Das US-amerikanische Repräsentantenhaus hat vor zwei Wochen zu Gunsten des so genannten Stupak-Pitts abortion ban entschieden, welches das (bereits bestehende) Verbot der Verwendung von Bundesmitteln für Abtreibung bestätigte. Der Stupak-Pitts Zusatz hat nicht nur zur Folge, dass Abtreibung nun nicht mehr Teil der umfassenden Gesundheitsreform ist, sondern verhindert in der Konsequenz auch, dass jene privaten Krankenkassen, die Teil des neuen Gesundheitssystems werden, weiterhin die Kosten für eine Abtreibung übernehmen. Der Abbruch ungewollter Schwangerschaften bleibt demnach privat, teuer und der Zugang wird zudem erschwert.
In der Konsequenz hat sich enormer Widerstand entwickelt. Nachdem NARAL Pro-Choice America dem Kapitol in Washington 97.000 Unterschriften überreichte (gesammelt in nur 72 Stunden!), werden außerdem alle UnterstützerInnen dazu aufgefordert, jene SenatorInnen zu kontaktieren, die den so genannten swing voters angehören und von denen die Entscheidung der Reform im Senat abhängen könnte.

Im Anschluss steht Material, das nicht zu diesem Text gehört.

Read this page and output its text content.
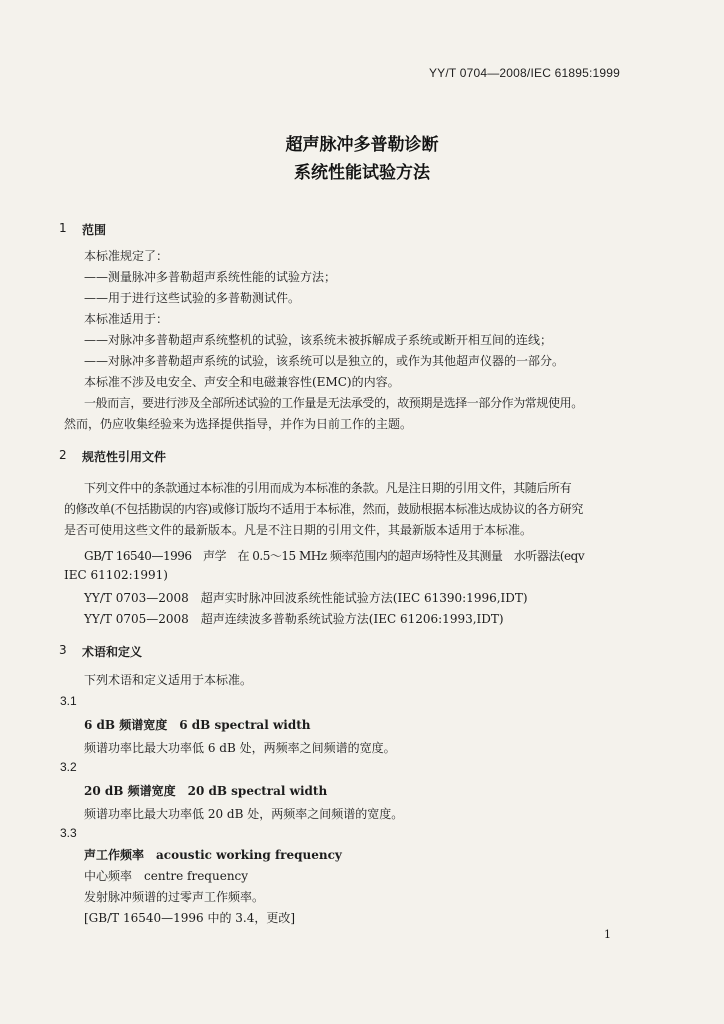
YY/T 0704—2008/IEC 61895:1999
超声脉冲多普勒诊断
系统性能试验方法
1 范围
本标准规定了：
——测量脉冲多普勒超声系统性能的试验方法；
——用于进行这些试验的多普勒测试件。
本标准适用于：
——对脉冲多普勒超声系统整机的试验，该系统未被拆解成子系统或断开相互间的连线；
——对脉冲多普勒超声系统的试验，该系统可以是独立的，或作为其他超声仪器的一部分。
本标准不涉及电安全、声安全和电磁兼容性(EMC)的内容。
一般而言，要进行涉及全部所述试验的工作量是无法承受的，故预期是选择一部分作为常规使用。
然而，仍应收集经验来为选择提供指导，并作为日前工作的主题。
2 规范性引用文件
下列文件中的条款通过本标准的引用而成为本标准的条款。凡是注日期的引用文件，其随后所有
的修改单(不包括勘误的内容)或修订版均不适用于本标准，然而，鼓励根据本标准达成协议的各方研究
是否可使用这些文件的最新版本。凡是不注日期的引用文件，其最新版本适用于本标准。
GB/T 16540—1996　声学　在 0.5～15 MHz 频率范围内的超声场特性及其测量　水听器法(eqv
IEC 61102:1991)
YY/T 0703—2008　超声实时脉冲回波系统性能试验方法(IEC 61390:1996,IDT)
YY/T 0705—2008　超声连续波多普勒系统试验方法(IEC 61206:1993,IDT)
3 术语和定义
下列术语和定义适用于本标准。
3.1
6 dB 频谱宽度　6 dB spectral width
频谱功率比最大功率低 6 dB 处，两频率之间频谱的宽度。
3.2
20 dB 频谱宽度　20 dB spectral width
频谱功率比最大功率低 20 dB 处，两频率之间频谱的宽度。
3.3
声工作频率　acoustic working frequency
中心频率　centre frequency
发射脉冲频谱的过零声工作频率。
[GB/T 16540—1996 中的 3.4，更改]
1
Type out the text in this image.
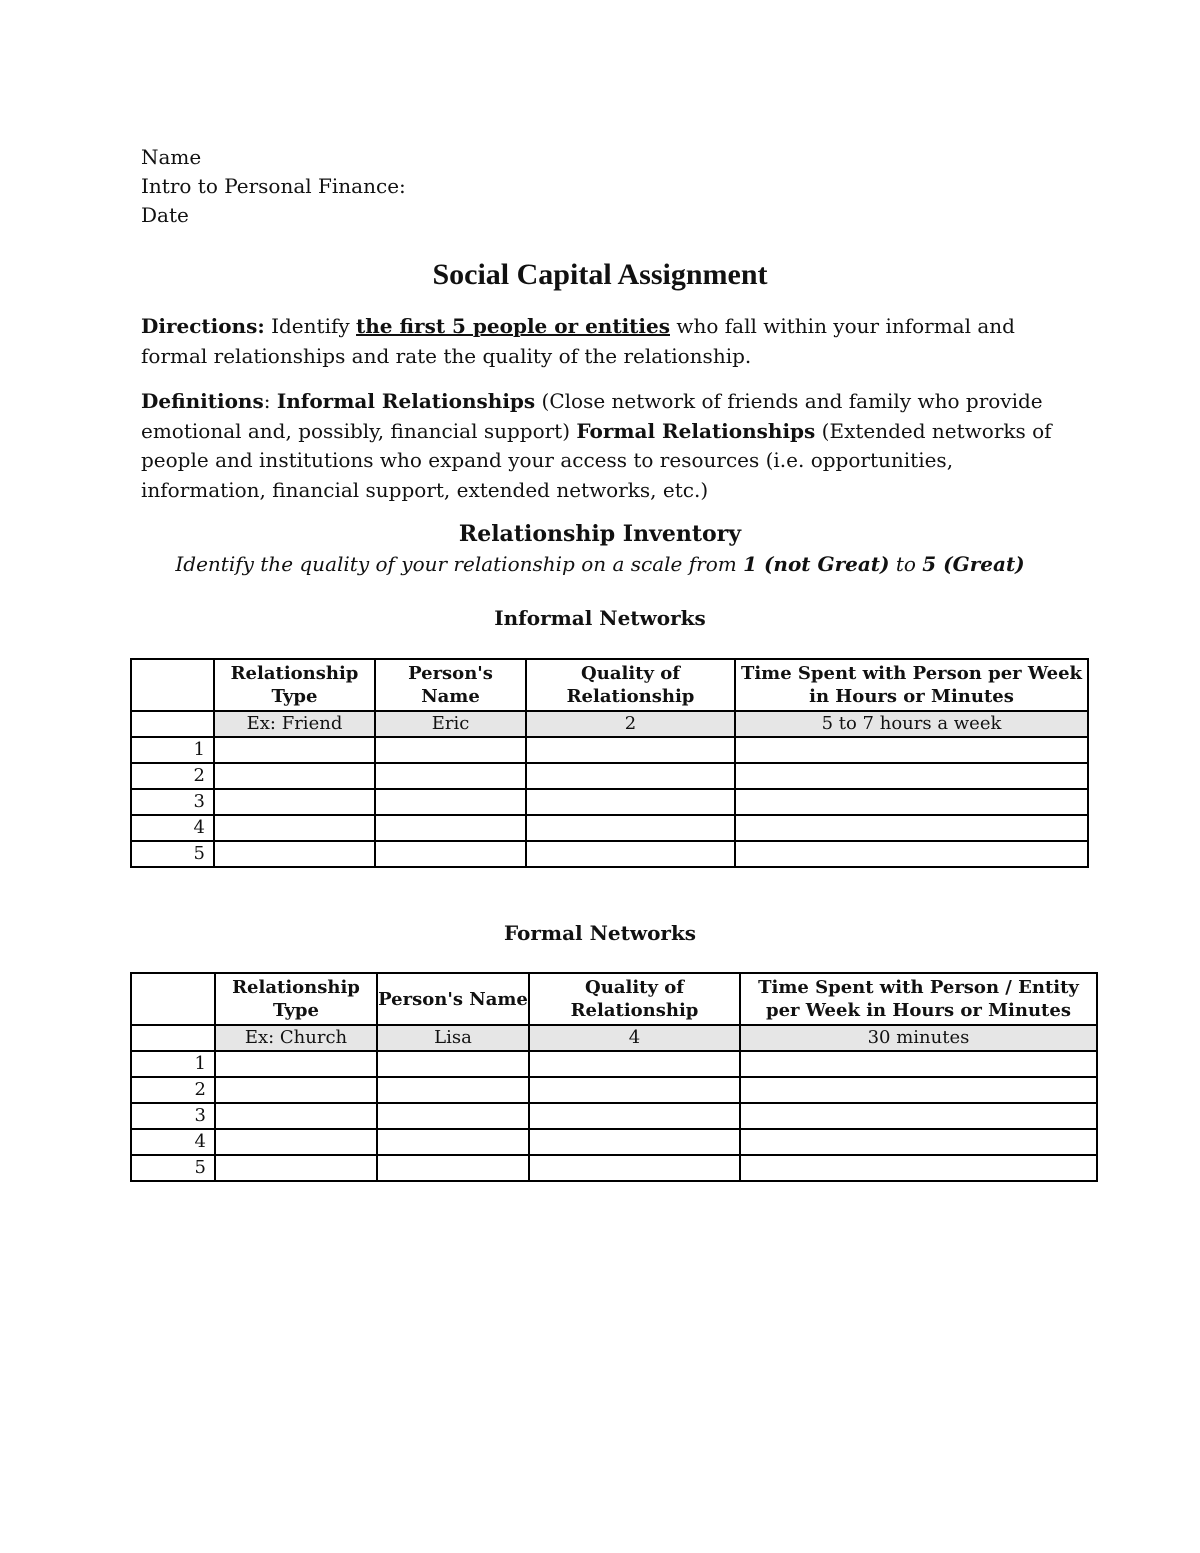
Name
Intro to Personal Finance:
Date
Social Capital Assignment
Directions: Identify the first 5 people or entities who fall within your informal and formal relationships and rate the quality of the relationship.
Definitions: Informal Relationships (Close network of friends and family who provide emotional and, possibly, financial support) Formal Relationships (Extended networks of people and institutions who expand your access to resources (i.e. opportunities, information, financial support, extended networks, etc.)
Relationship Inventory
Identify the quality of your relationship on a scale from 1 (not Great) to 5 (Great)
Informal Networks
	Relationship Type	Person's Name	Quality of Relationship	Time Spent with Person per Week in Hours or Minutes
	Ex: Friend	Eric	2	5 to 7 hours a week
1				
2				
3				
4				
5				
Formal Networks
	Relationship Type	Person's Name	Quality of Relationship	Time Spent with Person / Entity per Week in Hours or Minutes
	Ex: Church	Lisa	4	30 minutes
1				
2				
3				
4				
5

Auch das Center for Reproductive Rights hat sich eine Kampagne in ungewöhnlicher Kulisse überlegt und vor wenigen Tagen folgendes Video veröffentlicht:
Die Komödiantin Cory Kahaney erzählt ihrem Publikum von zwei PatientInnen, die jeweils eine Brustverkleinung auf Grund von Rückenschmerzen und eine Nasen-OP auf Grund von Atemproblem bekommen und dies selbstverständlich von der Krankenkasse übernommen wird. Das Publikum lacht. Sie erzählt dann von einer dritten Patientin, die in der elften Woche schwanger ist und ihren Arzt/ihre Ärztin fragt, ob sie eine Abtreibung bezahlt bekommt, da sie gerade herausgefunden hat, dass ihr Kind schwer behindert und kaum lebensfähig auf die Welt käme. Hier lautet die Anwort „Nein“. Das Publikum schweigt und ist bedrückt: Denn diese Tatsache wird mehr und mehr Realität.
Der Clip endet mit dem Satz:
“Don’t let Congress ban abortion coverage millions of women already have.”
(Verhindere, dass der Kongress Abtreibungsschutz verbietet, den Millionen von Frauen bereits haben.)